For our simple neural network, training consists of submitting each of the 70,000 images to the neural network, assessing the output cells for accuracy, and then making incremental adjustments to the neurons in the shapes and assembly layers to increase the network’s accuracy.
Each neuron in the shapes layer is connected to all the input cells. The influence each of the 784 inputs has on a neuron is controlled by adjusting that input’s weight. Similar to a water faucet, an input’s weight controls how much of the input “flows” into the neuron. The neuron’s 784 weighted inputs are then summed. The sum is next adjusted by the bias and activation functions which further shape the neuron’s output. The output is then routed to the assembly layer.

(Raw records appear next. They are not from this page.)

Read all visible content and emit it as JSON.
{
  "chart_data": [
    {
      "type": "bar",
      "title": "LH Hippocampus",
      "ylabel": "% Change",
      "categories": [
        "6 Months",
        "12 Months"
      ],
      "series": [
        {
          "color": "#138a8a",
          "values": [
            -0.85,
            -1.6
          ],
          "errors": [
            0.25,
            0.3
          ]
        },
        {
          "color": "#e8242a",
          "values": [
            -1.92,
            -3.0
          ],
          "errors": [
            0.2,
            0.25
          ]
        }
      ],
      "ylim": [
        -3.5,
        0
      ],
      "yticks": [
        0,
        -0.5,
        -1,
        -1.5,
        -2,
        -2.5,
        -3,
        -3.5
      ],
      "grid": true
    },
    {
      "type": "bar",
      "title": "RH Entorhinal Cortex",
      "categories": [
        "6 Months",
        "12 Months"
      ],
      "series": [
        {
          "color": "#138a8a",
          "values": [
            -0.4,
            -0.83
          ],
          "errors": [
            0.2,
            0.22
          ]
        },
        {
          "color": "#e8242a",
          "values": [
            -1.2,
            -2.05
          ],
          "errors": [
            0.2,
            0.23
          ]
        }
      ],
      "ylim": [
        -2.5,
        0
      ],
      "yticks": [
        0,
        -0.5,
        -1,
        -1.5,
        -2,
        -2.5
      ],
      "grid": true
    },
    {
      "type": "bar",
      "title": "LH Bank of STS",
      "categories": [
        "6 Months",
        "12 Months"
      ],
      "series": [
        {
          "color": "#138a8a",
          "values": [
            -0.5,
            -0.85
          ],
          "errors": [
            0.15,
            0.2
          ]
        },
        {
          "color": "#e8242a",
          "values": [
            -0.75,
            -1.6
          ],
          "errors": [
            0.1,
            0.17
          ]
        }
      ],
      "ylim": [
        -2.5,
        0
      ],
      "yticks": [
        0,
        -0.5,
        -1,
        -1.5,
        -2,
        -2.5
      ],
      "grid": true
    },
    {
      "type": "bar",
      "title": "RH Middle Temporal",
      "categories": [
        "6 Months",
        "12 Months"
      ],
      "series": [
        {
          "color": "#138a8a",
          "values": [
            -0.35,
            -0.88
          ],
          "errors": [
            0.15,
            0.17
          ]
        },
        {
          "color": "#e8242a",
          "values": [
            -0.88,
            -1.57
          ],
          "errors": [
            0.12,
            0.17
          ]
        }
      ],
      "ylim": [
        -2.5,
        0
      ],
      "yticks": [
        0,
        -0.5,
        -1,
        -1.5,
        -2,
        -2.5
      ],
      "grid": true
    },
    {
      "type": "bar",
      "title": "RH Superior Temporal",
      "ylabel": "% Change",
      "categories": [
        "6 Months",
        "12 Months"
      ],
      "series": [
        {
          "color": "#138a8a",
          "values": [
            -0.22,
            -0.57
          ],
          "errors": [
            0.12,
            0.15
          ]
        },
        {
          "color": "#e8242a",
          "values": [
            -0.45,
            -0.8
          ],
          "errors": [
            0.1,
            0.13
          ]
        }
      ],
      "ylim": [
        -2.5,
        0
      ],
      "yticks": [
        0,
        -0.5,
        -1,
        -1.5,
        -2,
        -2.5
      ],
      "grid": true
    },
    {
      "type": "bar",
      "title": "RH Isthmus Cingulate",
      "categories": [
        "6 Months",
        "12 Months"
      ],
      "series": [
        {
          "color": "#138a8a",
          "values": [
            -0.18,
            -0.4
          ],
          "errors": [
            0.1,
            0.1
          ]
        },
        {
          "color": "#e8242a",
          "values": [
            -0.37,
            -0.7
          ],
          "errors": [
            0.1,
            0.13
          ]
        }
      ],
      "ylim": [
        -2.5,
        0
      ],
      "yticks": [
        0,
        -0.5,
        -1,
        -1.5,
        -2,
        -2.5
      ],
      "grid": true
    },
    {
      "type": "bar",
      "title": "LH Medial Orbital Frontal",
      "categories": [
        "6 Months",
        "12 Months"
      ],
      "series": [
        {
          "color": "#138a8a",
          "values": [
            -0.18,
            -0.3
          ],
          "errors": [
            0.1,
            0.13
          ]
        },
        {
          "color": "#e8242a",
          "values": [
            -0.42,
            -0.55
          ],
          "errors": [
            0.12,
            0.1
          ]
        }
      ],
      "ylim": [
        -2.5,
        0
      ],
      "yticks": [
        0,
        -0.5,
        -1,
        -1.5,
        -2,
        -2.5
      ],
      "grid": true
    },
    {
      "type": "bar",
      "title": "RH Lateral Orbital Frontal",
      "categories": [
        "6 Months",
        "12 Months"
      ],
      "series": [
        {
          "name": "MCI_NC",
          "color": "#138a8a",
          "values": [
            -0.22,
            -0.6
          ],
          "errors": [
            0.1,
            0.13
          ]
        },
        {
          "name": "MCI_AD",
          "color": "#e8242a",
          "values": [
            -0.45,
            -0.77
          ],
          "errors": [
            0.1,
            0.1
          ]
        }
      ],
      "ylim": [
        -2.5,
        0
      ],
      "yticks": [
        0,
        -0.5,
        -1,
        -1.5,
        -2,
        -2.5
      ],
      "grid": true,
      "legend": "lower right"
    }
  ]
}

A similar process is followed by the neurons in the assembly layer.
For each image, this iterative process may repeat hundreds of times until the neural network has “learned” the image. This process is repeated for each of the 70,000 training images. Once the neural network has “learned” all the training images, it can quickly and accurately identify scanned images from ZIP codes to tax forms.
It’s this iterative training process which gives today’s Artificial Intelligence its remarkable power to learn whether simple digits, the meaning of a Shakespearean sonnet, or even an entire language.
Confused? That’s not surprising. It took computer scientists 75 years to develop Marvin Minsky’s original theory into today’s powerful Artificial Intelligence. I’ll discuss this evolution over the next few weeks.
Love the historical context. I am very pleased at the speed and the results of these early Ai systems like CHATGPT............going forward , many industries/occupations wil be disrupted in ways we cannot imagine just yet..........
Nice picture of Minsky. I know him more for his model of cognition based on “frames” proposed in the early 1970’s.